I nodded once, pulse still hammering.
“Good.” His tone dropped into command. “Restrain him. Chain him to the ground if you must. I’m going to teach you how to interrogate like an Offensive.”
No hesitation this time. My haze lashed out, searing into the stone at our backs, and thick scarlet chains welled into existence, bolting the soldier hard against the rock. He strained uselessly against them, metal rattling in the frozen silence, but there was no escape.
“I won’t tell you anything,” the soldier hissed, a useless defiance against what was coming.
I didn’t even look at him. My gaze remained fixed on Caden. “Now what?”
He leaned in slightly, his tone low, and precise. “Focus your energy on his mind, not his body. Think of it like digging, pulling the memories up one by one, sifting through them like pictures in a book. Don’t linger. Don’t hesitate. Flip until you find what you want.”
My fingers flexed, scarlet haze pulsing. “And what I want is the warrant.”

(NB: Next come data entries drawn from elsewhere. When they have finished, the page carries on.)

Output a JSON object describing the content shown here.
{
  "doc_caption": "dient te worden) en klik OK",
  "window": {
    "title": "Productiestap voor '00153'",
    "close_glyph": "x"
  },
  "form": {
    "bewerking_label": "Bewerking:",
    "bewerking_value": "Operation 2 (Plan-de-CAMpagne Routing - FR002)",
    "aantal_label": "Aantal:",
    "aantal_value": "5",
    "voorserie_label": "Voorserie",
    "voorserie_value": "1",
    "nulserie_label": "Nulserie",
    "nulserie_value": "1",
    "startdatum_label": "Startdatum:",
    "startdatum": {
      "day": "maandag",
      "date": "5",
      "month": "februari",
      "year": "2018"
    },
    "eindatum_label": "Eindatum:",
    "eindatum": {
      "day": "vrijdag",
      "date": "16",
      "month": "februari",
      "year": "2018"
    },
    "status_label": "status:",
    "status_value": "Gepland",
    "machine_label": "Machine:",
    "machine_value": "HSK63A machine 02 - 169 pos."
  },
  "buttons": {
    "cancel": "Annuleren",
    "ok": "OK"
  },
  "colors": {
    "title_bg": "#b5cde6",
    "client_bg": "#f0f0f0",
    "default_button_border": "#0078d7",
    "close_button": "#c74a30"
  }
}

“Exactly,” he said with a sharp nod. “Every thought he’s had about it, who showed it to him, where he saw it, what it said. Drag it out. Tear it free with force if you have to.”
I frowned, then redirected my focus onto the man chained in front of me. Crimson energy licked across his skin, searching, probing.
“Grab his head with both hands if that feels more comfortable,” Caden suggested.
I did, my palms pressing hard against his temples. The moment I closed the circuit, the magic surged, violent, and immediate. It was like shoving my hands into a furnace and finding not fire but thought, raw and jagged, spilling against me in a torrent.
Memories flickered, faces, voices, pages of a document I couldn’t quite read.
But in the blur, I knew I’d found the thread I was looking for.
“I have something,” I mumbled, mostly to myself, barely audible over the hum of my haze. The man beneath my hands jerked against the chains, but I hardly registered the movement.
“Good,” Caden said evenly, now standing at my shoulder. “Imagine pulling it to you, as if reaching for a book in a library. Choose it. Claim it.”
The memory glowed in the tangle of his mind, a single filament of clarity in the chaos. My fingers dug harder into his skull, and for a heartbeat I swore I could feel the paper under my hands.
And then, there it was. Words. A signature. The presidential seal burned across the page…
My eyes snapped shut as I ripped free of the man’s mind, his soundless scream still echoing in my skull. And that’s when I heard it.
“Shit,” Caden muttered under his breath.
The portal cracked open behind us, light tearing across the clearing as Rachel stormed through, and shouted, “What the fuck are you doing?”